Case 7.1 Primus Consulting Group ( LO1 , 2 )

Primus is a firm of consultants that focuses on process re-engineering and quality improvement initiatives. Northwood Industries has asked Primus to conduct a study aimed at improving on-time delivery. Normal practice for Primus is to bill for consultant time at standard rates plus actual travel costs and estimated overhead. However, Northwood has offered a flat $75,000 for the job. Currently, Primus has excess capacity so it can take on the Northwood job without turning down other business and without hiring additional staff. If normal practices were followed, the bill would be:

Classification

Hours

Rate

Amount

Partner

90

$260

$23,400

Senior consultant

125

$160

20,000

Staff consultant

160

$ 90

14,400

Travel costs

21,000

Overhead at $30 per nonpartner hour

8,550

Total

$87,350

Overhead (computer costs, rent, utilities, paper, copying, etc.) is determined at the start of the year by dividing estimated annual overhead costs ($2,400,000) by total estimated nonpartner hours (80,000 hours). Approximately 20 percent of the total amount is variable costs.
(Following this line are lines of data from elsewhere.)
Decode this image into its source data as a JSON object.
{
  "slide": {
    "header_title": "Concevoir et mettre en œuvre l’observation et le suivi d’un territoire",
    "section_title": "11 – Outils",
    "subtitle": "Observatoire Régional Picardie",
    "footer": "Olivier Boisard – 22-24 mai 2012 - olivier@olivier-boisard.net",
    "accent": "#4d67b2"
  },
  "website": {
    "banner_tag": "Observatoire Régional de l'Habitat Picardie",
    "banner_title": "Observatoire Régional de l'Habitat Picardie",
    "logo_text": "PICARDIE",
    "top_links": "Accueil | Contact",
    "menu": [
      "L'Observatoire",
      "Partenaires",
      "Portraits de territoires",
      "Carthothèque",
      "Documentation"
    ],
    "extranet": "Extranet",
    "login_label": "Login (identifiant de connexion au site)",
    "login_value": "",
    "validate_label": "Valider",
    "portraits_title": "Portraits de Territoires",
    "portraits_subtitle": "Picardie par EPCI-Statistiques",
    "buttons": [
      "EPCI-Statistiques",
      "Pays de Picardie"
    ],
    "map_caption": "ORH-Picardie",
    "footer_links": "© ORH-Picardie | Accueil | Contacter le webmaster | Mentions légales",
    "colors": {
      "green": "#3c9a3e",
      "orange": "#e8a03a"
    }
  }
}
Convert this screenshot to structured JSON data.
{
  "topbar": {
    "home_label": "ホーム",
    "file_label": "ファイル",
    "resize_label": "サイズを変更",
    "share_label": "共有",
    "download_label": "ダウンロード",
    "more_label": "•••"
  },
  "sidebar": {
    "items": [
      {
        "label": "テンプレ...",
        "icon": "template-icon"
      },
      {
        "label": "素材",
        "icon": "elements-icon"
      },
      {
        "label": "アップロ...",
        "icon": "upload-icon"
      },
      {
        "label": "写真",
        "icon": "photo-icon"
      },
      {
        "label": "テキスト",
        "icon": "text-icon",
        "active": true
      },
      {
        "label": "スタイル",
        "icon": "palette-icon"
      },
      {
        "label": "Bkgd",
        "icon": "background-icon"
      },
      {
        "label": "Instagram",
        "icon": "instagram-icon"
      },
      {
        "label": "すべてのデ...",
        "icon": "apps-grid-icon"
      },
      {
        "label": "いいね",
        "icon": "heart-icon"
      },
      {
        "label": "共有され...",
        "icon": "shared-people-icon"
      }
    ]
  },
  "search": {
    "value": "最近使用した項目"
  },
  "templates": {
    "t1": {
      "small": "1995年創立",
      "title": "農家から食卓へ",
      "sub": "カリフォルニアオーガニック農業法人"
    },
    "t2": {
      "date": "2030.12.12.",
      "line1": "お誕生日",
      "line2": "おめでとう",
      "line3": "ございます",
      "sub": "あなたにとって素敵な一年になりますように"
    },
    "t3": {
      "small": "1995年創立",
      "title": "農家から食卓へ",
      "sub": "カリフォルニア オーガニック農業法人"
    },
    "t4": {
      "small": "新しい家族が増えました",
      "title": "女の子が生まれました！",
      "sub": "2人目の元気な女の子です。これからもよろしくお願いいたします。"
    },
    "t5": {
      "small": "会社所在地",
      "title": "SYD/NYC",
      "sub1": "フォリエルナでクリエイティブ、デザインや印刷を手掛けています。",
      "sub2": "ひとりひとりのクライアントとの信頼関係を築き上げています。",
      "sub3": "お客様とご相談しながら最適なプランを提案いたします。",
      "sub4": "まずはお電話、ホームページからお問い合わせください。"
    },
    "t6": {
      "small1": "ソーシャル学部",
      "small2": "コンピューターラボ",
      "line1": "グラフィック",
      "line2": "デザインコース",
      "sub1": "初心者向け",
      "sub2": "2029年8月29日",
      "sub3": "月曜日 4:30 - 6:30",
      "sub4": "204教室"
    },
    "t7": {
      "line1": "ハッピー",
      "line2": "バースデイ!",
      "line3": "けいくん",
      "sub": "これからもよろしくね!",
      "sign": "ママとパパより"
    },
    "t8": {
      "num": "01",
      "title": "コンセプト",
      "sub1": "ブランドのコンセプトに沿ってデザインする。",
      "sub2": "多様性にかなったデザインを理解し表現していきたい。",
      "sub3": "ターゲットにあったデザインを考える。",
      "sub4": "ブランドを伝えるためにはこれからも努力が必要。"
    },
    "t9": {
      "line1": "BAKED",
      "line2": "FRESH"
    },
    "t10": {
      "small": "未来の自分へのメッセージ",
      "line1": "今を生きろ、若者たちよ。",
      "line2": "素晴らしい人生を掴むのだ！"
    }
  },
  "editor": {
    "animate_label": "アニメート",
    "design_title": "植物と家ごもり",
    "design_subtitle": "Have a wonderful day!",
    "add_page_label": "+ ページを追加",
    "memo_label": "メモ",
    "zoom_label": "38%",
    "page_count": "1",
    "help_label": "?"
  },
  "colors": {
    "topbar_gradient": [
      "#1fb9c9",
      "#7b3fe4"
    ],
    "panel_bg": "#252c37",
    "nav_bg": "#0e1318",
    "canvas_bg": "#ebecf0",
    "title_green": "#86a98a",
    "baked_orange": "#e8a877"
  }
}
All Primus employees receive a fixed wage (i.e., there is no compensation for overtime). Annual compensation in the previous year amounted to the following:

Per Hour

Partner

$250

Senior consultant

$150

Staff consultant

$ 80

Required

What will be the effect on company profit related to accepting the Northwood Industries job? What qualitative factors should be considered in the decision whether to accept the job or not?